Opinião

Visão do Correio: É dever do STF impedir abusos de poder

Quando o Congresso se arvora ao direito de subjugar o Supremo, volta-se contra aqueles que deveria representar, os cidadãos, cujos direitos cabe à Justiça proteger

O nome já diz: o Supremo Tribunal Federal (STF) é o órgão que representa a instância máxima do Poder Judiciário no Brasil. Atua como defensor da Constituição Federal ao julgar casos de constitucionalidade e inconstitucionalidade, como última instância. Não cabe recurso perante as suas decisões. Diante desse preceito constitucional, não tem cabimento a Proposta de Emenda à Constituição (PEC) com o propósito de submeter as decisões do STF ao crivo do Congresso Nacional cuja admissibilidade foi aprovada pela Comissão de Constituição e Justiça (CCJ) da Câmara dos Deputados.

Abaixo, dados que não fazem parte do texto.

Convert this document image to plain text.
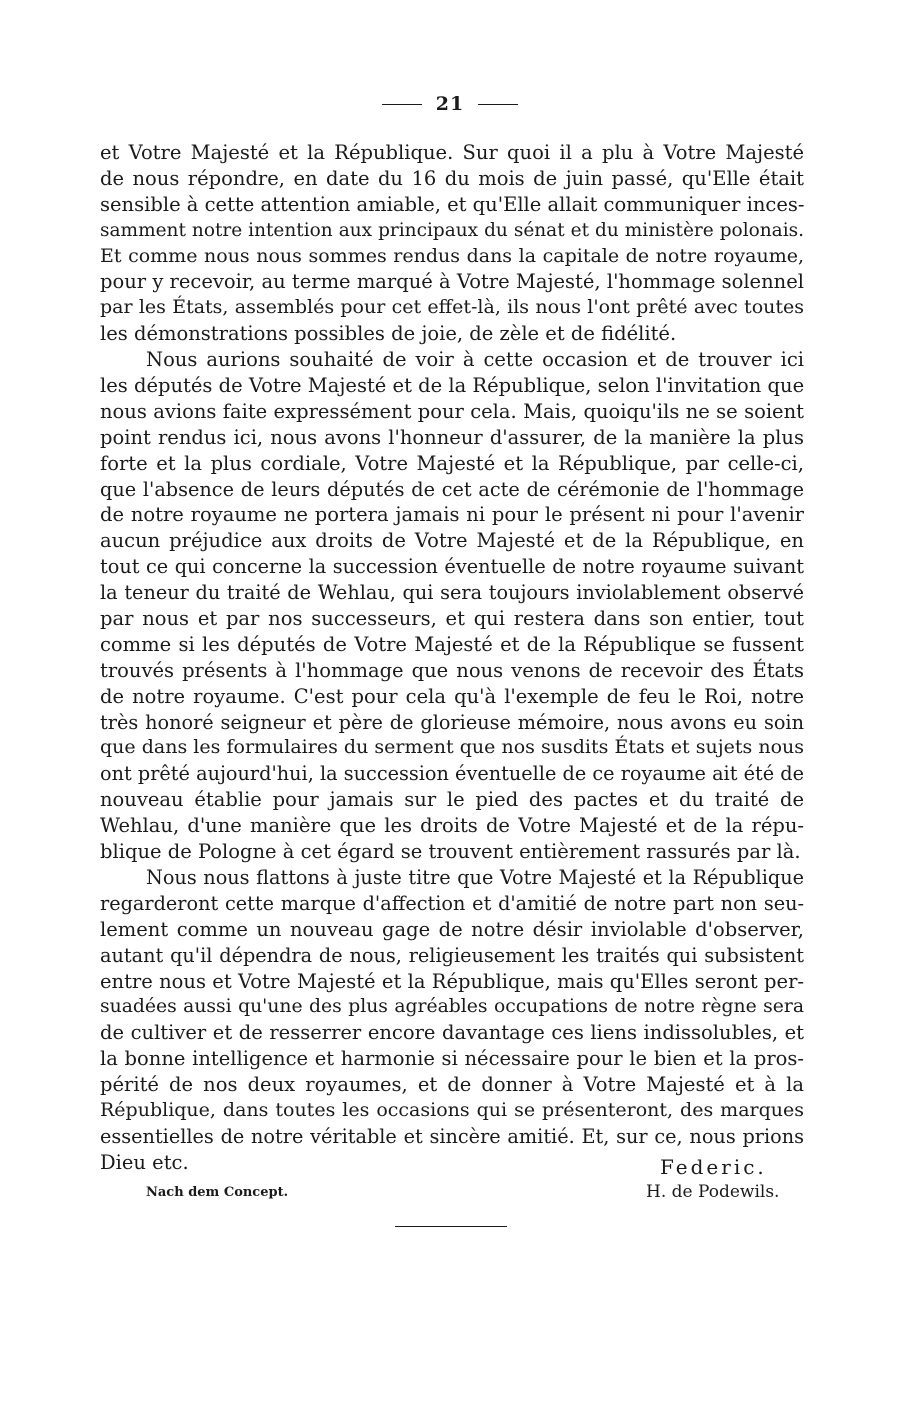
21
et Votre Majesté et la République. Sur quoi il a plu à Votre Majesté
de nous répondre, en date du 16 du mois de juin passé, qu'Elle était
sensible à cette attention amiable, et qu'Elle allait communiquer inces-
samment notre intention aux principaux du sénat et du ministère polonais.
Et comme nous nous sommes rendus dans la capitale de notre royaume,
pour y recevoir, au terme marqué à Votre Majesté, l'hommage solennel
par les États, assemblés pour cet effet-là, ils nous l'ont prêté avec toutes
les démonstrations possibles de joie, de zèle et de fidélité.
Nous aurions souhaité de voir à cette occasion et de trouver ici
les députés de Votre Majesté et de la République, selon l'invitation que
nous avions faite expressément pour cela. Mais, quoiqu'ils ne se soient
point rendus ici, nous avons l'honneur d'assurer, de la manière la plus
forte et la plus cordiale, Votre Majesté et la République, par celle-ci,
que l'absence de leurs députés de cet acte de cérémonie de l'hommage
de notre royaume ne portera jamais ni pour le présent ni pour l'avenir
aucun préjudice aux droits de Votre Majesté et de la République, en
tout ce qui concerne la succession éventuelle de notre royaume suivant
la teneur du traité de Wehlau, qui sera toujours inviolablement observé
par nous et par nos successeurs, et qui restera dans son entier, tout
comme si les députés de Votre Majesté et de la République se fussent
trouvés présents à l'hommage que nous venons de recevoir des États
de notre royaume. C'est pour cela qu'à l'exemple de feu le Roi, notre
très honoré seigneur et père de glorieuse mémoire, nous avons eu soin
que dans les formulaires du serment que nos susdits États et sujets nous
ont prêté aujourd'hui, la succession éventuelle de ce royaume ait été de
nouveau établie pour jamais sur le pied des pactes et du traité de
Wehlau, d'une manière que les droits de Votre Majesté et de la répu-
blique de Pologne à cet égard se trouvent entièrement rassurés par là.
Nous nous flattons à juste titre que Votre Majesté et la République
regarderont cette marque d'affection et d'amitié de notre part non seu-
lement comme un nouveau gage de notre désir inviolable d'observer,
autant qu'il dépendra de nous, religieusement les traités qui subsistent
entre nous et Votre Majesté et la République, mais qu'Elles seront per-
suadées aussi qu'une des plus agréables occupations de notre règne sera
de cultiver et de resserrer encore davantage ces liens indissolubles, et
la bonne intelligence et harmonie si nécessaire pour le bien et la pros-
périté de nos deux royaumes, et de donner à Votre Majesté et à la
République, dans toutes les occasions qui se présenteront, des marques
essentielles de notre véritable et sincère amitié. Et, sur ce, nous prions
Dieu etc.	Federic.
Nach dem Concept.	H. de Podewils.
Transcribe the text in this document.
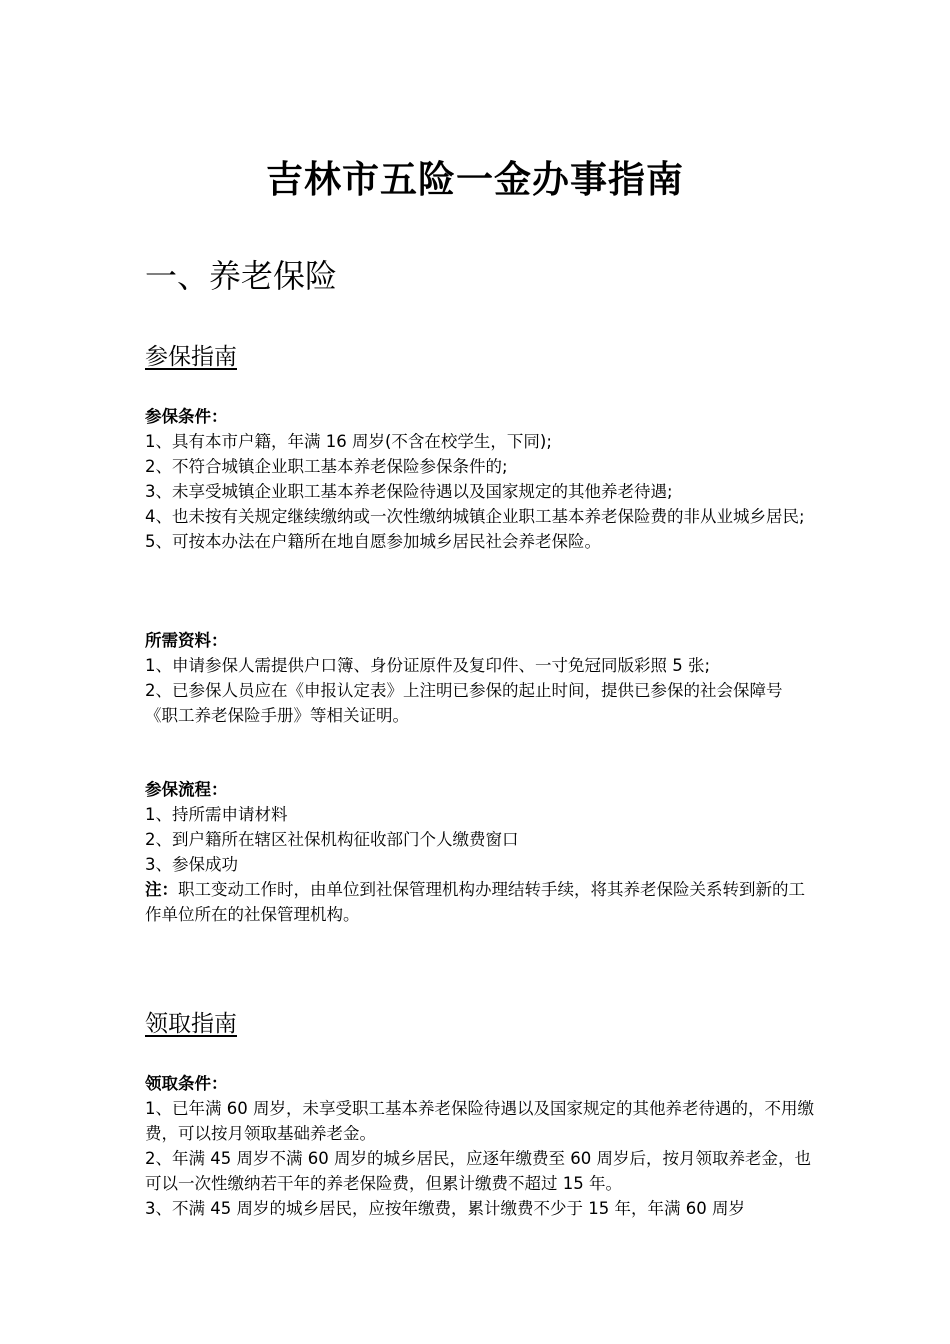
吉林市五险一金办事指南
一、养老保险
参保指南
参保条件：
1、具有本市户籍，年满 16 周岁(不含在校学生，下同);
2、不符合城镇企业职工基本养老保险参保条件的;
3、未享受城镇企业职工基本养老保险待遇以及国家规定的其他养老待遇;
4、也未按有关规定继续缴纳或一次性缴纳城镇企业职工基本养老保险费的非从业城乡居民;
5、可按本办法在户籍所在地自愿参加城乡居民社会养老保险。
所需资料：
1、申请参保人需提供户口簿、身份证原件及复印件、一寸免冠同版彩照 5 张;
2、已参保人员应在《申报认定表》上注明已参保的起止时间，提供已参保的社会保障号《职工养老保险手册》等相关证明。
参保流程：
1、持所需申请材料
2、到户籍所在辖区社保机构征收部门个人缴费窗口
3、参保成功
注：职工变动工作时，由单位到社保管理机构办理结转手续，将其养老保险关系转到新的工作单位所在的社保管理机构。
领取指南
领取条件：
1、已年满 60 周岁，未享受职工基本养老保险待遇以及国家规定的其他养老待遇的，不用缴费，可以按月领取基础养老金。
2、年满 45 周岁不满 60 周岁的城乡居民，应逐年缴费至 60 周岁后，按月领取养老金，也可以一次性缴纳若干年的养老保险费，但累计缴费不超过 15 年。
3、不满 45 周岁的城乡居民，应按年缴费，累计缴费不少于 15 年，年满 60 周岁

Trata-se de uma ofensiva contra a mais alta Corte de Justiça do país que não tem nada a ver com o aperfeiçoamento do Estado Democrático de Direito, no qual os poderes tanto do Executivo quanto do próprio Congresso são limitados pelos direitos e garantias individuais dos cidadãos. A principal missão do STF é coibir abusos do aparato estatal para com os indivíduos. Quando a CCJ se arvora ao direito de subjugar o Supremo, volta-se contra aqueles que deveria representar, os cidadãos, cujos direitos cabe à Justiça proteger.

Um dos projetos aprovados pela CCJ é a PEC 8/21, que limita as decisões monocráticas no STF e em tribunais superiores. Oriunda do Senado, a PEC 8/21 proíbe decisões individuais que suspendam a eficácia de leis ou atos dos presidentes dos Poderes Executivo e Legislativo (Câmara e Senado). O texto também limita decisões individuais à suspensão de eficácia de lei durante o recesso do Judiciário, em casos de grave urgência ou risco de dano irreparável, com prazo de 30 dias para o julgamento colegiado após o fim do recesso.

A PEC estabelece, ainda, o prazo de seis meses para o julgamento de ação que peça declaração de inconstitucionalidade de lei após o deferimento de medida cautelar — depois desse prazo, ela passará a ter prioridade na pauta do STF. Trata-se de um tema controverso, cuja discussão não é nova, mas que está sendo motivada por interesses alheios à defesa da Constituição.

A esdrúxula PEC 28/24, por sua vez, permite ao Congresso Nacional suspender decisões do Supremo. Conforme o texto, se o Congresso considerar que o STF ultrapassou o exercício adequado de sua função de guarda da Constituição, poderá sustar a decisão por meio do voto de dois terços dos integrantes de cada uma de suas casas legislativas pelo prazo de dois anos, prorrogável uma única vez por mais dois anos.

Essas PECs têm duas motivações: a primeira é uma retaliação à suspensão das emendas impositivas apresentadas por deputados federais e senadores ao Orçamento da União, até que o Congresso edite novos procedimentos para que a liberação dos recursos observe os requisitos de transparência, rastreabilidade e eficiência; a segunda visa proteger os vândalos que invadiram os palácios da Praça dos Três Poderes e, agora, estão sendo julgados e condenados pelos atos golpistas de 8 de janeiro de 2023.

É dever do STF realizar ações para impedir abusos de poder cometidos por membros de outros poderes. Esse é o esquema de freios e contrapesos do nosso sistema político que impede o acúmulo de poder e o estabelecimento de potenciais governos autoritários. Nenhum poder, instituição ou indivíduo está acima da Constituição, o guardião da Constituição é o Supremo.